$\forall m \exists n$, $mn = n$ True or False

Question

Identify if the statement is true or false. If false, give a counterexample.

$\forall m \exists n$, $mn = n$, where $m$ and $n$ are integers.

I said that this statement was false; specifically, that it is false when $m$ is any integer other than $1$

Apparently this is incorrect; honestly though, I can't see how it is.

Answer 1

As others have noted, the statement is true:

$$\forall m \exists n, \; mn = n, \;\;\; m,\,n \in \mathbb Z \tag {1}$$

For all $m$, there exists an $n$ such that $mn = n$. To show this is true we need only to find the existence of such an $n$: and $n = 0:\;\; m\cdot 0 = 0 \forall m$.

Since there exists an $n$ ($n = 0$) such that for every $m$, $mn = n$, this is one case where one can switch the order of the quantifiers and preserve truth:

$$\exists n \forall m,\; mn = n,\;\;\;m, n\in \mathbb Z \tag{2}$$

And further more, this $n = 0$ is the unique $n$ satisfying $(1), (2)$. It is precisely the defining property of zero under multiplication, satisfied by and only by $0$.

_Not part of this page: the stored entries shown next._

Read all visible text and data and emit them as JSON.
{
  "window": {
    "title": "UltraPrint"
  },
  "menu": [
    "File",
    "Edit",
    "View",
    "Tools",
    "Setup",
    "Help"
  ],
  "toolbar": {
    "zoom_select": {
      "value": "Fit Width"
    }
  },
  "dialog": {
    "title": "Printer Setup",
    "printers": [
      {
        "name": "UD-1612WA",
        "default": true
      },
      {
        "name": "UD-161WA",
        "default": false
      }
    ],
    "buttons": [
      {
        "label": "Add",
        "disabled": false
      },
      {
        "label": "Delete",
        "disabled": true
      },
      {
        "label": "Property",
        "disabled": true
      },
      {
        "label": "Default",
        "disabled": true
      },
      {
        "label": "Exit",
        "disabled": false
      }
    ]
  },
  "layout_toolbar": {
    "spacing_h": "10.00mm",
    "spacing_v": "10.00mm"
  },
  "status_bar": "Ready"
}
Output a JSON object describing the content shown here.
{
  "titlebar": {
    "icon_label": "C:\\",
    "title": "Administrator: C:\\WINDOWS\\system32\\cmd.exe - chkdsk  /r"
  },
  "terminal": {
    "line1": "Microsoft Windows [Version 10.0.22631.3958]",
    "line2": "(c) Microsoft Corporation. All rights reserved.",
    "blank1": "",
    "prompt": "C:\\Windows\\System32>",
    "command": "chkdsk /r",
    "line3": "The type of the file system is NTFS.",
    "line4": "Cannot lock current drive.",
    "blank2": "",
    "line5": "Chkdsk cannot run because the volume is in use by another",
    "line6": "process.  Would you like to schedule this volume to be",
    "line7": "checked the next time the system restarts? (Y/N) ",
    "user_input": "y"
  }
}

The existence of a unique "something" is denoted: $\exists !$, giving us, the strongest (true) statement yet:

$$\exists! n\forall m,\;\; mn = n,\;\;\;m, n\in \mathbb Z\tag{3}$$

Answer 2

For any $m$, take $n=0{}{}{}{}{}$.

Answer 3

Hint: Consider $n=0$.${}{}{}{}$

Answer 4

so this stattment says,that for all m ,there exist such n so that m*n=n,if n is equal to zero,then it would be identity,so true,if we say that there exist n except n=0,then maybe it would not be correct if n is prime,so answer for this case because it is not constraint n not to be zero,then it is true

Answer 5

Note that $mn=n$ if and only if $mn-n=0$ if and only if $(m-1)n=0$. Using the zero product property, we see that there is exactly one $n$ such that this holds for all integers $m$, and that $n$ happens to be an integer.